The BxBFFT design is fully pipelined, and this pipelining allows the highest timing margins to be achieved. This allows the highest ASIC clock rates to be achieved. Alternately, high timing margins allow ASIC voltage to be reduced while still meeting timing, for the lowest ASIC power consumption.
Bit by Bit Signal Processing is interested in ports to other FPGA lines or to ASICs, if a sufficient business case exists. If this would significantly benefit your business, contact us.
Pricing
BxBFFT pricing is intended to make FFTs available for all professional uses at reasonable cost. If you think prices are unreasonable for your project, send an email with a justification for a different pricing scheme, and we'll discuss it.
Academic / Educational
The BxBFFT is available for small academic projects for US$1000 per BxBFFT. License terms will require that the BxBFFT is cited in papers to which the BxBFFT contributed, and that Bit by Bit Signal Processing should receive copies of any performance measurements made that are related to the BxBFFT. Distribution rights are not included with academic pricing. Bit by Bit Signal Processing will have rights to use information from academic projects to make BxBFFT advantages known for marketing purposes. Support for academic projects is at a lower priority than commercial jobs.
Commercial
Commercial companies can get access to the entire range of BxBFFTs, with binary distribution rights and support, for US$15000 per year. Rights are purchased 3 years ahead, so the first-year cost is US$45000, and then it is US$15000 each year thereafter. Support ends after payments cease, and distribution rights end 3 years after payments cease. (These prices may be increased periodically to match inflation.) A wide range of power-of-2 BxBFFTs is immediately available after purchase. Non-power-of-2 BxBFFTs are generated at customer request with modest lead time, since there are too many to have them all pre-generated.

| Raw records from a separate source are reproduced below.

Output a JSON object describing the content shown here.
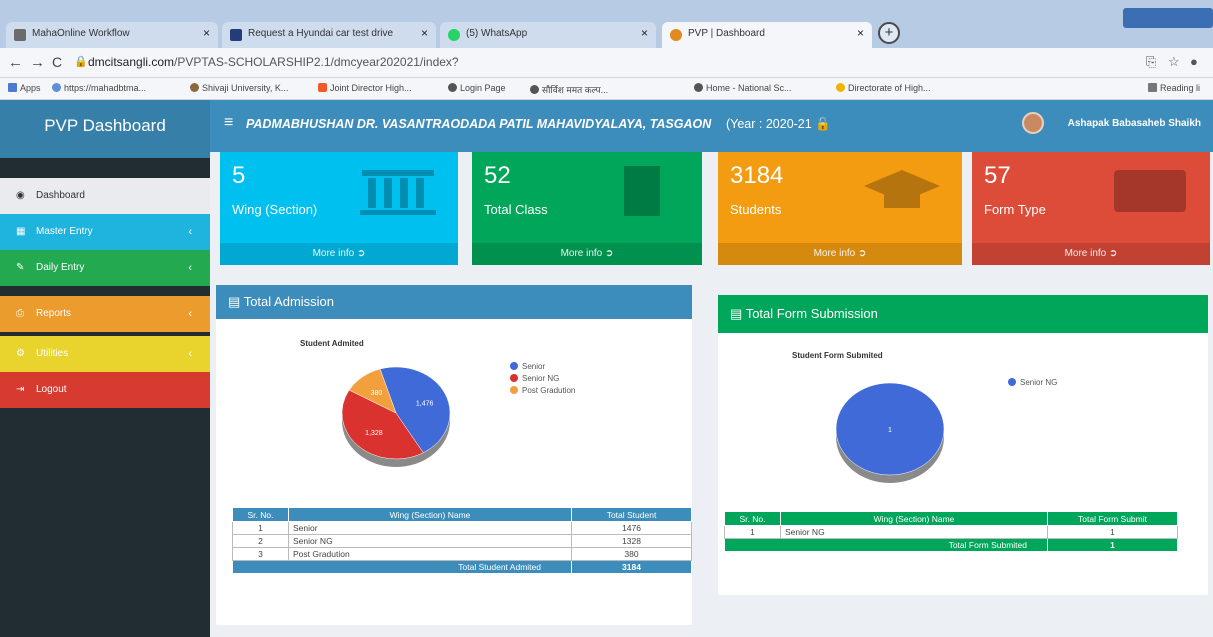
{
  "browser": {
    "tabs": [
      {
        "title": "MahaOnline Workflow",
        "icon_color": "#6b6b6b"
      },
      {
        "title": "Request a Hyundai car test drive",
        "icon_color": "#223d7a"
      },
      {
        "title": "(5) WhatsApp",
        "icon_color": "#25d366"
      },
      {
        "title": "PVP | Dashboard",
        "icon_color": "#e08a1f"
      }
    ],
    "url_domain": "dmcitsangli.com",
    "url_path": "/PVPTAS-SCHOLARSHIP2.1/dmcyear202021/index?",
    "bookmarks": [
      "Apps",
      "https://mahadbtma...",
      "Shivaji University, K...",
      "Joint Director High...",
      "Login Page",
      "सौर्विश ममत कल्प...",
      "Home - National Sc...",
      "Directorate of High...",
      "Reading li"
    ]
  },
  "sidebar": {
    "brand": "PVP Dashboard",
    "items": [
      {
        "label": "Dashboard",
        "icon": "dashboard-icon",
        "color": "#e9ebee"
      },
      {
        "label": "Master Entry",
        "icon": "table-icon",
        "color": "#1fb4dd"
      },
      {
        "label": "Daily Entry",
        "icon": "edit-icon",
        "color": "#23a94f"
      },
      {
        "label": "Reports",
        "icon": "print-icon",
        "color": "#ec9b2d"
      },
      {
        "label": "Utilities",
        "icon": "cogs-icon",
        "color": "#e8d42c"
      },
      {
        "label": "Logout",
        "icon": "sign-out-icon",
        "color": "#d73a2f"
      }
    ]
  },
  "header": {
    "college": "PADMABHUSHAN DR. VASANTRAODADA PATIL MAHAVIDYALAYA, TASGAON",
    "year": "(Year : 2020-21",
    "user": "Ashapak Babasaheb Shaikh"
  },
  "cards": [
    {
      "value": "5",
      "label": "Wing (Section)",
      "more": "More info",
      "color": "#00c0ef"
    },
    {
      "value": "52",
      "label": "Total Class",
      "more": "More info",
      "color": "#00a65a"
    },
    {
      "value": "3184",
      "label": "Students",
      "more": "More info",
      "color": "#f39c12"
    },
    {
      "value": "57",
      "label": "Form Type",
      "more": "More info",
      "color": "#dd4b39"
    }
  ],
  "admission": {
    "title": "Total Admission",
    "chart_title": "Student Admited",
    "table_headers": [
      "Sr. No.",
      "Wing (Section) Name",
      "Total Student"
    ],
    "rows": [
      {
        "sr": "1",
        "name": "Senior",
        "total": "1476"
      },
      {
        "sr": "2",
        "name": "Senior NG",
        "total": "1328"
      },
      {
        "sr": "3",
        "name": "Post Gradution",
        "total": "380"
      }
    ],
    "footer_label": "Total Student Admited",
    "footer_value": "3184"
  },
  "submission": {
    "title": "Total Form Submission",
    "chart_title": "Student Form Submited",
    "table_headers": [
      "Sr. No.",
      "Wing (Section) Name",
      "Total Form Submit"
    ],
    "rows": [
      {
        "sr": "1",
        "name": "Senior NG",
        "total": "1"
      }
    ],
    "footer_label": "Total Form Submited",
    "footer_value": "1"
  },
  "chart_data": [
    {
      "type": "pie",
      "title": "Student Admited",
      "categories": [
        "Senior",
        "Senior NG",
        "Post Gradution"
      ],
      "values": [
        1476,
        1328,
        380
      ],
      "labels": [
        "1,476",
        "1,328",
        "380"
      ],
      "colors": [
        "#3f6ad8",
        "#d9322f",
        "#f2a03d"
      ],
      "legend": "right"
    },
    {
      "type": "pie",
      "title": "Student Form Submited",
      "categories": [
        "Senior NG"
      ],
      "values": [
        1
      ],
      "labels": [
        "1"
      ],
      "colors": [
        "#3f6ad8"
      ],
      "legend": "right"
    }
  ]
}
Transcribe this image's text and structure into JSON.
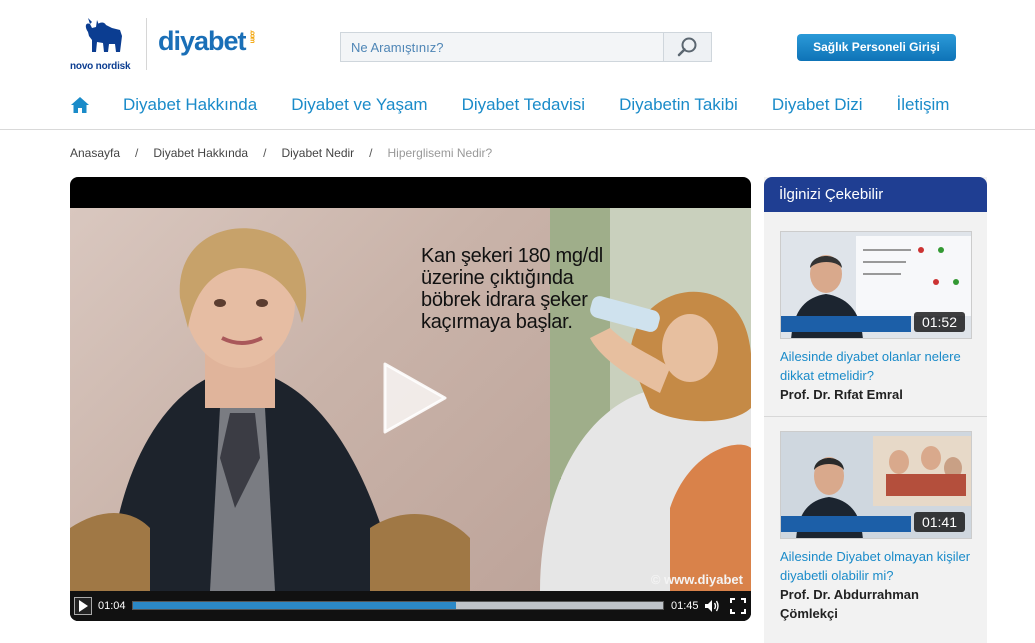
{
  "header": {
    "brand_left": "novo nordisk",
    "brand_right": "diyabet",
    "brand_right_suffix": ".com",
    "search": {
      "placeholder": "Ne Aramıştınız?"
    },
    "login_label": "Sağlık Personeli Girişi"
  },
  "nav": {
    "items": [
      {
        "label": "Diyabet Hakkında"
      },
      {
        "label": "Diyabet ve Yaşam"
      },
      {
        "label": "Diyabet Tedavisi"
      },
      {
        "label": "Diyabetin Takibi"
      },
      {
        "label": "Diyabet Dizi"
      },
      {
        "label": "İletişim"
      }
    ]
  },
  "breadcrumb": {
    "items": [
      "Anasayfa",
      "Diyabet Hakkında",
      "Diyabet Nedir",
      "Hiperglisemi Nedir?"
    ],
    "separator": "/"
  },
  "player": {
    "overlay_lines": [
      "Kan şekeri 180 mg/dl",
      "üzerine çıktığında",
      "böbrek idrara şeker",
      "kaçırmaya başlar."
    ],
    "watermark": "© www.diyabet",
    "current_time": "01:04",
    "duration": "01:45",
    "progress_fraction": 0.61
  },
  "sidebar": {
    "title": "İlginizi Çekebilir",
    "items": [
      {
        "duration": "01:52",
        "title": "Ailesinde diyabet olanlar nelere dikkat etmelidir?",
        "author": "Prof. Dr. Rıfat Emral"
      },
      {
        "duration": "01:41",
        "title": "Ailesinde Diyabet olmayan kişiler diyabetli olabilir mi?",
        "author": "Prof. Dr. Abdurrahman Çömlekçi"
      }
    ]
  },
  "colors": {
    "nav_link": "#1a8bc9",
    "sidebar_header": "#1f3e92",
    "login_button": "#0e73b7",
    "progress": "#2b88c6"
  }
}
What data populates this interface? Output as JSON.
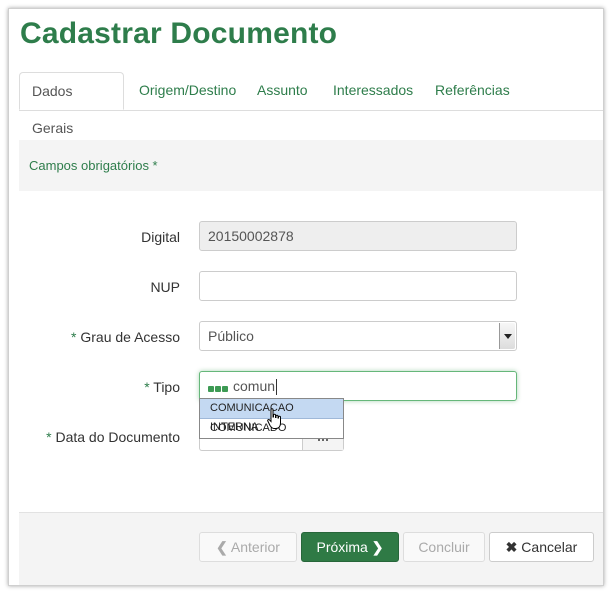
{
  "page": {
    "title": "Cadastrar Documento"
  },
  "tabs": [
    {
      "label": "Dados Gerais"
    },
    {
      "label": "Origem/Destino"
    },
    {
      "label": "Assunto"
    },
    {
      "label": "Interessados"
    },
    {
      "label": "Referências"
    }
  ],
  "required_note": "Campos obrigatórios *",
  "fields": {
    "digital": {
      "label": "Digital",
      "value": "20150002878"
    },
    "nup": {
      "label": "NUP",
      "value": ""
    },
    "grau": {
      "star": "*",
      "label": "Grau de Acesso",
      "value": "Público"
    },
    "tipo": {
      "star": "*",
      "label": "Tipo",
      "value": "comun"
    },
    "data": {
      "star": "*",
      "label": "Data do Documento"
    }
  },
  "autocomplete": [
    "COMUNICACAO INTERNA",
    "COMUNICADO"
  ],
  "buttons": {
    "anterior": "Anterior",
    "proxima": "Próxima",
    "concluir": "Concluir",
    "cancelar": "Cancelar"
  },
  "colors": {
    "brand_green": "#2e7d4b",
    "primary_button": "#2f7a45"
  }
}
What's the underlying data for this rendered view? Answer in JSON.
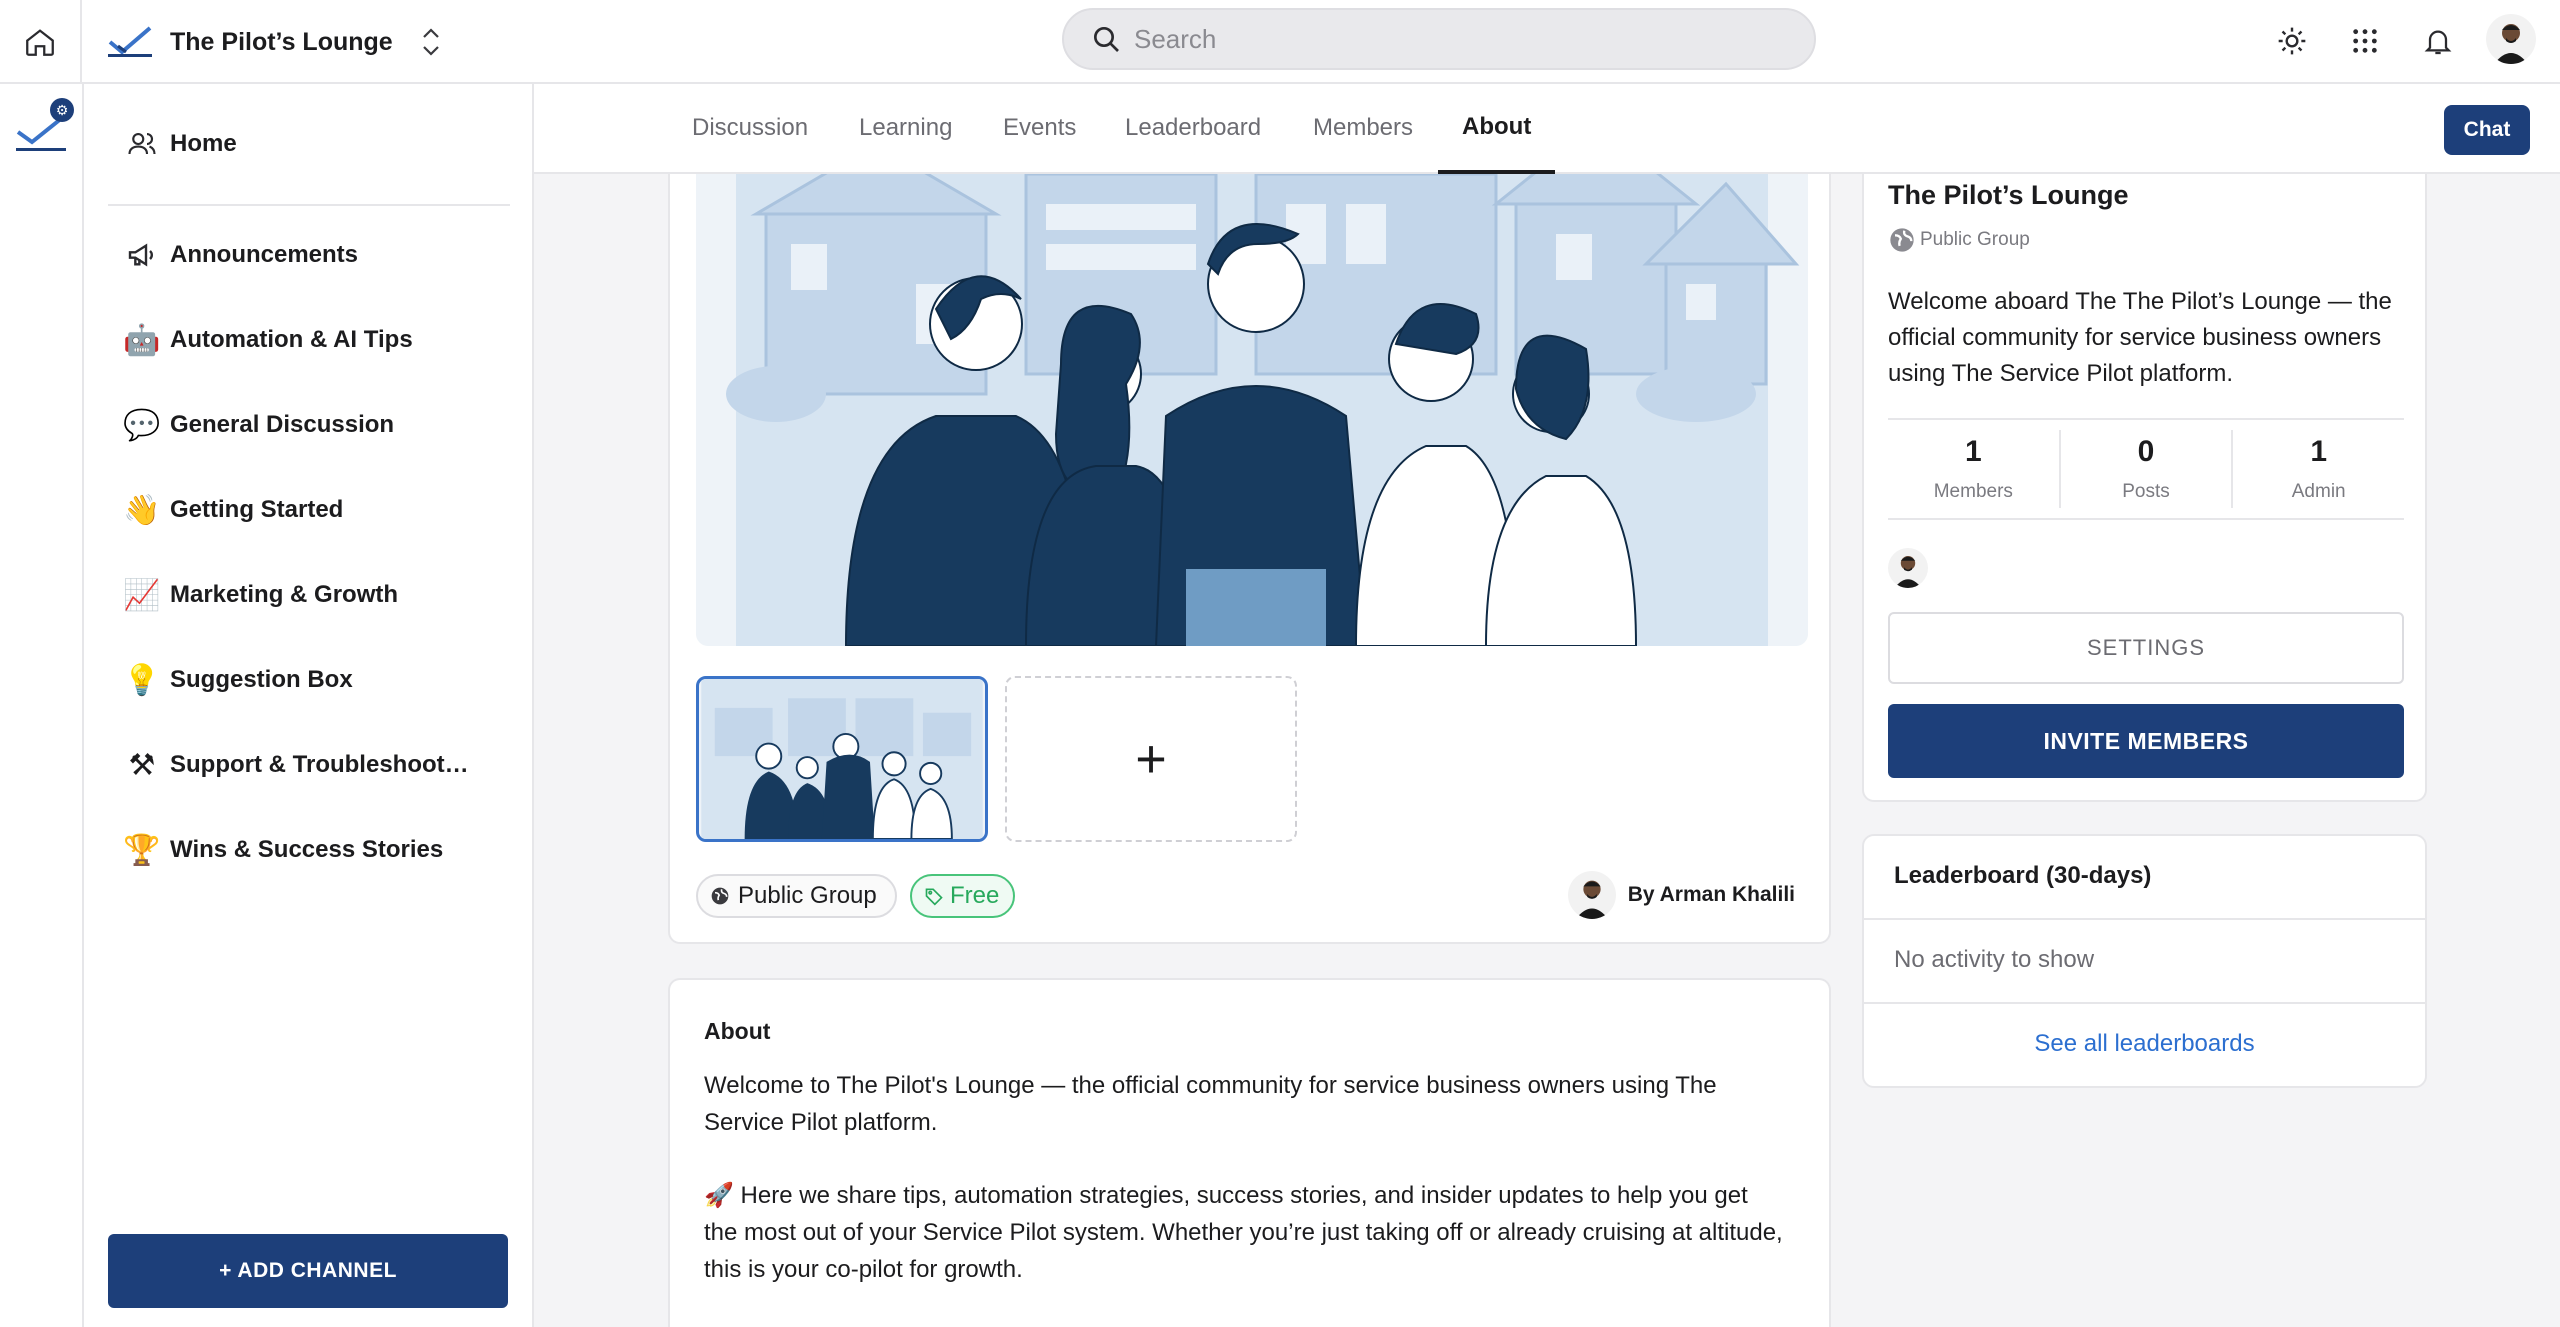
{
  "topbar": {
    "community_name": "The Pilot’s Lounge",
    "search_placeholder": "Search"
  },
  "sidebar": {
    "home_label": "Home",
    "channels": [
      {
        "label": "Announcements",
        "icon": "megaphone-icon"
      },
      {
        "label": "Automation & AI Tips",
        "icon": "robot-icon"
      },
      {
        "label": "General Discussion",
        "icon": "speech-bubble-icon"
      },
      {
        "label": "Getting Started",
        "icon": "waving-hand-icon"
      },
      {
        "label": "Marketing & Growth",
        "icon": "chart-up-icon"
      },
      {
        "label": "Suggestion Box",
        "icon": "light-bulb-icon"
      },
      {
        "label": "Support & Troubleshoot…",
        "icon": "hammer-pick-icon"
      },
      {
        "label": "Wins & Success Stories",
        "icon": "trophy-icon"
      }
    ],
    "add_channel_label": "+ ADD CHANNEL"
  },
  "tabs": {
    "items": [
      "Discussion",
      "Learning",
      "Events",
      "Leaderboard",
      "Members",
      "About"
    ],
    "active": "About",
    "chat_label": "Chat"
  },
  "group": {
    "public_chip": "Public Group",
    "price_chip": "Free",
    "author": "By Arman Khalili"
  },
  "about": {
    "heading": "About",
    "paragraph1": "Welcome to The Pilot's Lounge — the official community for service business owners using The Service Pilot platform.",
    "paragraph2": "🚀 Here we share tips, automation strategies, success stories, and insider updates to help you get the most out of your Service Pilot system. Whether you’re just taking off or already cruising at altitude, this is your co-pilot for growth."
  },
  "info": {
    "title": "The Pilot’s Lounge",
    "visibility": "Public Group",
    "description": "Welcome aboard The The Pilot’s Lounge — the official community for service business owners using The Service Pilot platform.",
    "stats": [
      {
        "value": "1",
        "label": "Members"
      },
      {
        "value": "0",
        "label": "Posts"
      },
      {
        "value": "1",
        "label": "Admin"
      }
    ],
    "settings_label": "SETTINGS",
    "invite_label": "INVITE MEMBERS"
  },
  "leaderboard": {
    "title": "Leaderboard (30-days)",
    "empty_text": "No activity to show",
    "link_label": "See all leaderboards"
  },
  "colors": {
    "primary": "#1d3f7a",
    "link": "#2c6fd0",
    "free_green": "#27a95c"
  }
}
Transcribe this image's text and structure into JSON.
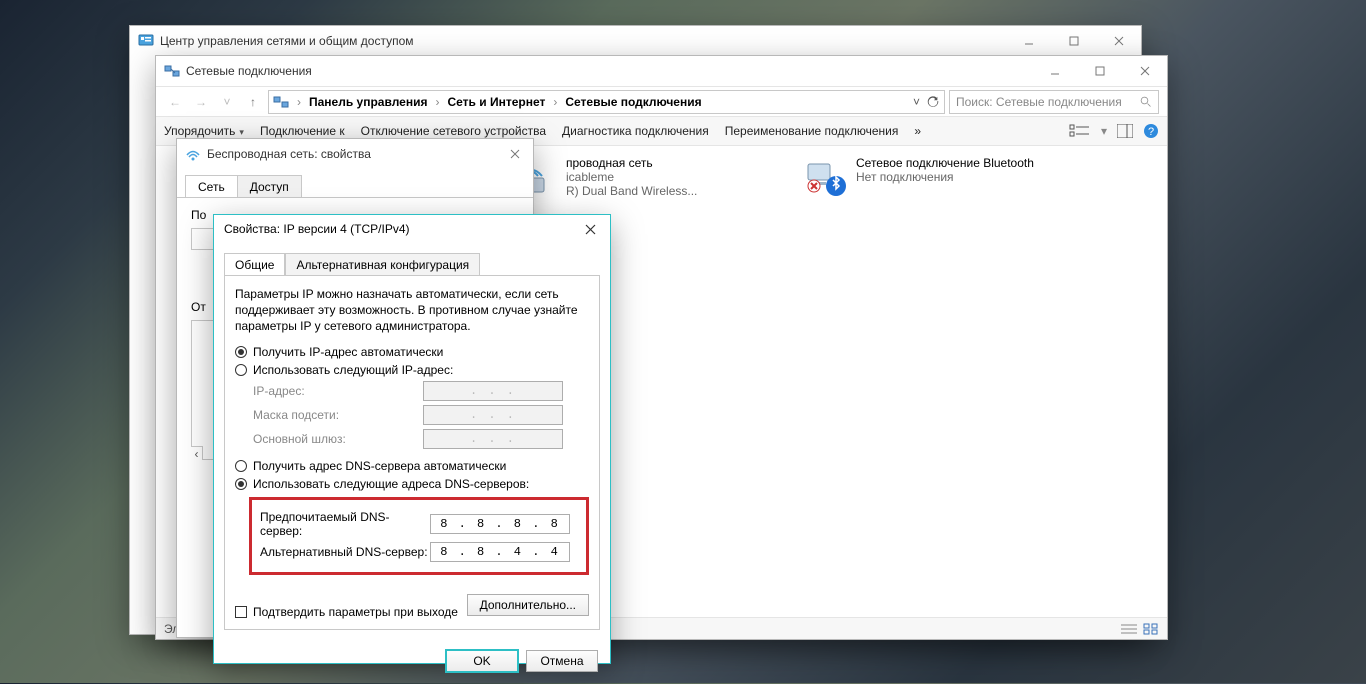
{
  "bgWin": {
    "title": "Центр управления сетями и общим доступом"
  },
  "explorer": {
    "title": "Сетевые подключения",
    "breadcrumb": [
      "Панель управления",
      "Сеть и Интернет",
      "Сетевые подключения"
    ],
    "search_placeholder": "Поиск: Сетевые подключения",
    "toolbar": {
      "organize": "Упорядочить",
      "connect": "Подключение к",
      "disable": "Отключение сетевого устройства",
      "diagnose": "Диагностика подключения",
      "rename": "Переименование подключения",
      "more": "»"
    },
    "connections": [
      {
        "name": "Беспроводная сеть",
        "line2": "icableme",
        "line3": "R) Dual Band Wireless..."
      },
      {
        "name": "Сетевое подключение Bluetooth",
        "line2": "Нет подключения",
        "line3": ""
      }
    ],
    "status": "Элемент"
  },
  "wirelessProps": {
    "title": "Беспроводная сеть: свойства",
    "tabs": {
      "network": "Сеть",
      "access": "Доступ"
    },
    "subLabel": "По",
    "subLabel2": "От"
  },
  "ipv4": {
    "title": "Свойства: IP версии 4 (TCP/IPv4)",
    "tabs": {
      "general": "Общие",
      "alt": "Альтернативная конфигурация"
    },
    "intro": "Параметры IP можно назначать автоматически, если сеть поддерживает эту возможность. В противном случае узнайте параметры IP у сетевого администратора.",
    "radio_ip_auto": "Получить IP-адрес автоматически",
    "radio_ip_manual": "Использовать следующий IP-адрес:",
    "fields": {
      "ip": "IP-адрес:",
      "mask": "Маска подсети:",
      "gateway": "Основной шлюз:"
    },
    "radio_dns_auto": "Получить адрес DNS-сервера автоматически",
    "radio_dns_manual": "Использовать следующие адреса DNS-серверов:",
    "dns_pref_label": "Предпочитаемый DNS-сервер:",
    "dns_alt_label": "Альтернативный DNS-сервер:",
    "dns_pref_value": "8 . 8 . 8 . 8",
    "dns_alt_value": "8 . 8 . 4 . 4",
    "validate_on_exit": "Подтвердить параметры при выходе",
    "advanced": "Дополнительно...",
    "ok": "OK",
    "cancel": "Отмена",
    "placeholder_ip": ".       .       ."
  }
}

Alternately, BxBFFTs for a specific FFT size and speed can be purchased individually for commercial development or distribution. With no distribution rights, BxBFFTs in a selected FPGA family are US$2000 each, with 1 year support. The price drops to USE$1500 each for 3 to 8 FFT sizes, and US$1200 each for 9 or more BxBFFT sizes.
With never-ending distribution rights for unlimited products in the selected FPGA family, BxBFFTs are US$15000 each for 1 or 2 sizes, US$10000 for 2 to 8 sizes, and US$8000 each for 9 or more sizes.
Other arrangements are possible to match your business needs. If you would like to propose an alternate arrangement, please do so.
Military
Purchases that could see applications with non-U.S. militaries will need to be reviewed for compliance with U.S. export law. Otherwise, this is the same as commercial applications.